First session with EasyEDA — learning the schematic editor, component library, and how it connects to JLCPCB for fabrication.

What EasyEDA Is

EasyEDA is a browser-based EDA (Electronic Design Automation) tool — schematic capture and PCB layout in one place, no installation required. It’s made by JLCPCB’s parent company, which means the path from schematic to manufactured board is unusually short.

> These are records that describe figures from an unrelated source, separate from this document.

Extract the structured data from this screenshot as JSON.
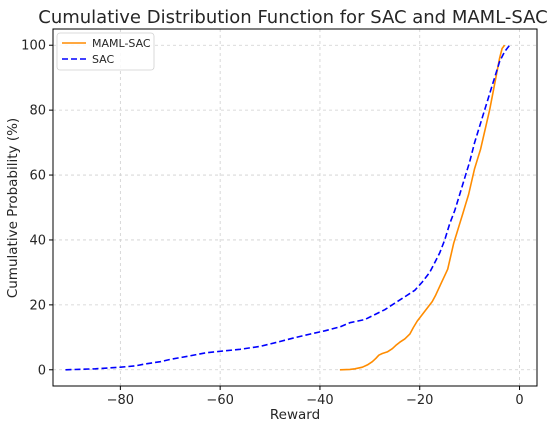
{
  "chart_data": {
    "type": "line",
    "title": "Cumulative Distribution Function for SAC and MAML-SAC",
    "xlabel": "Reward",
    "ylabel": "Cumulative Probability (%)",
    "xlim": [
      -93.5,
      3.5
    ],
    "ylim": [
      -5,
      105
    ],
    "xticks": [
      -80,
      -60,
      -40,
      -20,
      0
    ],
    "xtick_labels": [
      "−80",
      "−60",
      "−40",
      "−20",
      "0"
    ],
    "yticks": [
      0,
      20,
      40,
      60,
      80,
      100
    ],
    "ytick_labels": [
      "0",
      "20",
      "40",
      "60",
      "80",
      "100"
    ],
    "grid": true,
    "legend": "top-left",
    "series": [
      {
        "name": "MAML-SAC",
        "color": "#ff8c00",
        "style": "solid",
        "x": [
          -36,
          -34,
          -33,
          -31.5,
          -30.5,
          -29.5,
          -28.8,
          -28.2,
          -27.5,
          -26.5,
          -25.5,
          -24.8,
          -24,
          -23,
          -22,
          -21.3,
          -20.5,
          -19.5,
          -18.5,
          -17.5,
          -16.8,
          -16.2,
          -15.6,
          -15,
          -14.4,
          -13.8,
          -13.2,
          -12.6,
          -12,
          -11.4,
          -10.8,
          -10.2,
          -9.6,
          -9,
          -8.4,
          -7.8,
          -7.2,
          -6.6,
          -6,
          -5.5,
          -5,
          -4.5,
          -4,
          -3.5,
          -3
        ],
        "y": [
          0,
          0.1,
          0.3,
          0.8,
          1.5,
          2.5,
          3.5,
          4.5,
          5,
          5.5,
          6.5,
          7.5,
          8.5,
          9.5,
          11,
          13,
          15,
          17,
          19,
          21,
          23,
          25,
          27,
          29,
          31,
          35,
          39,
          42,
          45,
          48,
          51,
          54,
          58,
          62,
          65,
          68,
          72,
          76,
          80,
          84,
          88,
          92,
          96,
          99,
          100
        ]
      },
      {
        "name": "SAC",
        "color": "#0000ff",
        "style": "dashed",
        "x": [
          -91,
          -85,
          -80,
          -77,
          -75,
          -72,
          -70,
          -66,
          -63,
          -60,
          -56,
          -52,
          -48,
          -45,
          -42,
          -39,
          -36,
          -34,
          -31,
          -29,
          -27,
          -25,
          -23,
          -21,
          -19.5,
          -18,
          -17,
          -16,
          -15,
          -14,
          -13,
          -12,
          -11,
          -10,
          -9,
          -8,
          -7,
          -6,
          -5,
          -4,
          -3,
          -2
        ],
        "y": [
          0,
          0.3,
          0.8,
          1.2,
          1.8,
          2.5,
          3.2,
          4.3,
          5.2,
          5.7,
          6.3,
          7.2,
          8.7,
          9.9,
          11,
          12,
          13.2,
          14.5,
          15.5,
          17,
          18.5,
          20.5,
          22.5,
          24.5,
          27,
          30,
          33,
          36,
          40,
          45,
          49,
          54,
          59,
          64,
          70,
          75,
          80,
          85,
          90,
          95,
          98,
          100
        ]
      }
    ]
  }
}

The free tier is fully functional. The main trade-off vs. KiCad or Altium is that your designs live on their servers, but for prototyping and learning it’s hard to beat the setup time of zero.

The Basic Workflow

Schematic Editor → Assign Footprints → PCB Editor → Generate Gerbers → Order via JLCPCB

Everything is in the same tool. No import/export between schematic and PCB steps — the netlist transfers automatically when you open the PCB editor from your schematic.

Schematic Editor

The schematic editor works like most EDA tools: place components, wire them together, add power symbols (VCC, GND), label nets.

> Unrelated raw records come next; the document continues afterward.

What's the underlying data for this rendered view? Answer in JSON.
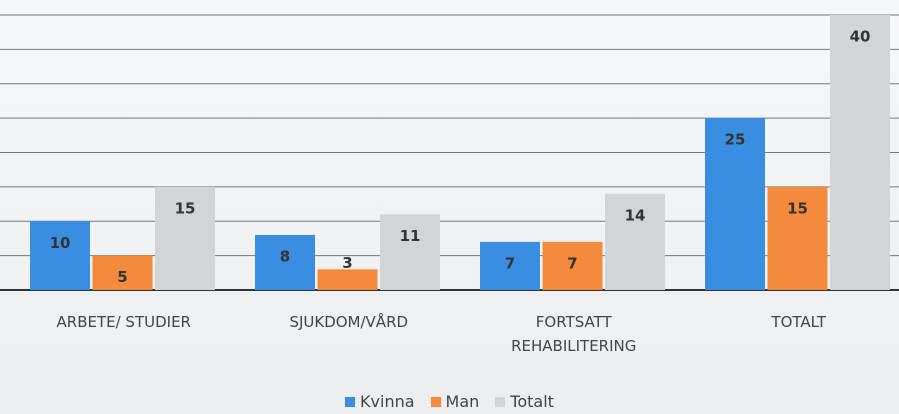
{
  "chart_data": {
    "type": "bar",
    "categories": [
      "ARBETE/ STUDIER",
      "SJUKDOM/VÅRD",
      "FORTSATT REHABILITERING",
      "TOTALT"
    ],
    "series": [
      {
        "name": "Kvinna",
        "color": "#3a8ee2",
        "values": [
          10,
          8,
          7,
          25
        ]
      },
      {
        "name": "Man",
        "color": "#f48a3c",
        "values": [
          5,
          3,
          7,
          15
        ]
      },
      {
        "name": "Totalt",
        "color": "#d3d4d6",
        "values": [
          15,
          11,
          14,
          40
        ]
      }
    ],
    "ylim": [
      0,
      40
    ],
    "yticks": [
      0,
      5,
      10,
      15,
      20,
      25,
      30,
      35,
      40
    ],
    "grid": true
  }
}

Key things that work well:

  • Component search — type a part number and it usually finds it with the correct symbol and footprint already paired
  • Power symbols — VCC and GND are placed as symbols, not drawn as wires to rails; any two nodes with the same power symbol name are connected
  • Net labels — name a wire and use the same label elsewhere to connect without drawing a line across the schematic

The schematic is essentially documentation of intent. The PCB is where geometry happens.

Component Library

The LCSC component library is built in — LCSC is JLCPCB’s parts supplier. Every part has a real-world price and stock count visible while you’re placing it. Filtering by “basic” parts (cheaper assembly cost) vs. “extended” parts is useful once you’re thinking about PCB assembly.

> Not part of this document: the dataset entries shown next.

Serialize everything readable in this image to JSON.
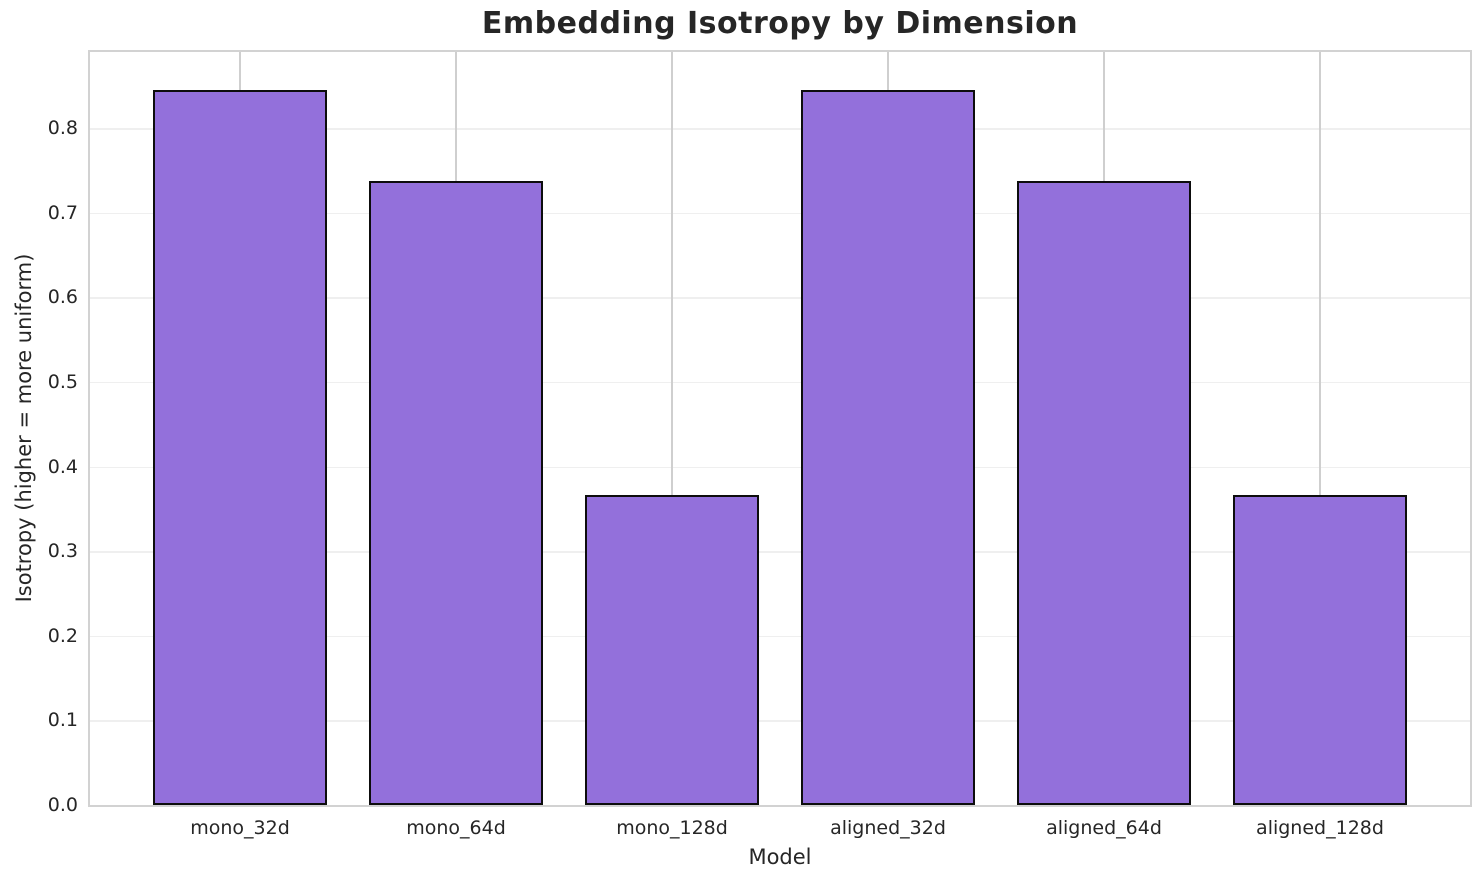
{
  "chart_data": {
    "type": "bar",
    "title": "Embedding Isotropy by Dimension",
    "xlabel": "Model",
    "ylabel": "Isotropy (higher = more uniform)",
    "categories": [
      "mono_32d",
      "mono_64d",
      "mono_128d",
      "aligned_32d",
      "aligned_64d",
      "aligned_128d"
    ],
    "values": [
      0.845,
      0.738,
      0.366,
      0.845,
      0.738,
      0.366
    ],
    "yticks": [
      0.0,
      0.1,
      0.2,
      0.3,
      0.4,
      0.5,
      0.6,
      0.7,
      0.8
    ],
    "ytick_labels": [
      "0.0",
      "0.1",
      "0.2",
      "0.3",
      "0.4",
      "0.5",
      "0.6",
      "0.7",
      "0.8"
    ],
    "ylim": [
      0,
      0.89
    ],
    "grid": "both",
    "legend": "none",
    "colors": {
      "bar_fill": "#9370DB",
      "bar_edge": "#0d0d0d",
      "grid_horizontal": "#efefef",
      "grid_vertical": "#cfcfcf",
      "spine": "#d2d2d2",
      "text": "#262626",
      "background": "#ffffff"
    }
  }
}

For generic passives (resistors, caps, transistors) the library has standard footprints ready. You pick the value, it already knows the 0402 / 0805 / through-hole footprint options.

PCB Editor

After the schematic is done: Design → Convert to PCB.

The PCB editor opens with all components placed in a pile, connected by thin “ratsnest” lines showing what needs to be wired. The workflow:

  1. Set board outline — draw the edge cuts layer (the physical boundary)
  2. Place components — drag them into logical positions on the board
  3. Route traces — follow the ratsnest lines, drawing copper connections on top and bottom layers
  4. Design Rule Check (DRC) — verify no clearance violations, unrouted nets, etc.
  5. Generate Gerbers — the standard format PCB fabs need

The auto-router exists but is mostly useful for sanity checks. Manual routing is worth learning.

What Clicked

The ratsnest visualization is the clearest representation of what “netlist” means in practice — you can see every electrical connection as a rubber band before there’s any copper. Routing is the act of replacing rubber bands with real traces.

The layer system also clicked: F.Cu (front copper), B.Cu (back copper), F.Silkscreen (labels), Edge.Cuts (board shape). A two-layer board has two routing planes, which is usually plenty for simple circuits. Complex designs need 4+ layers to escape dense ICs.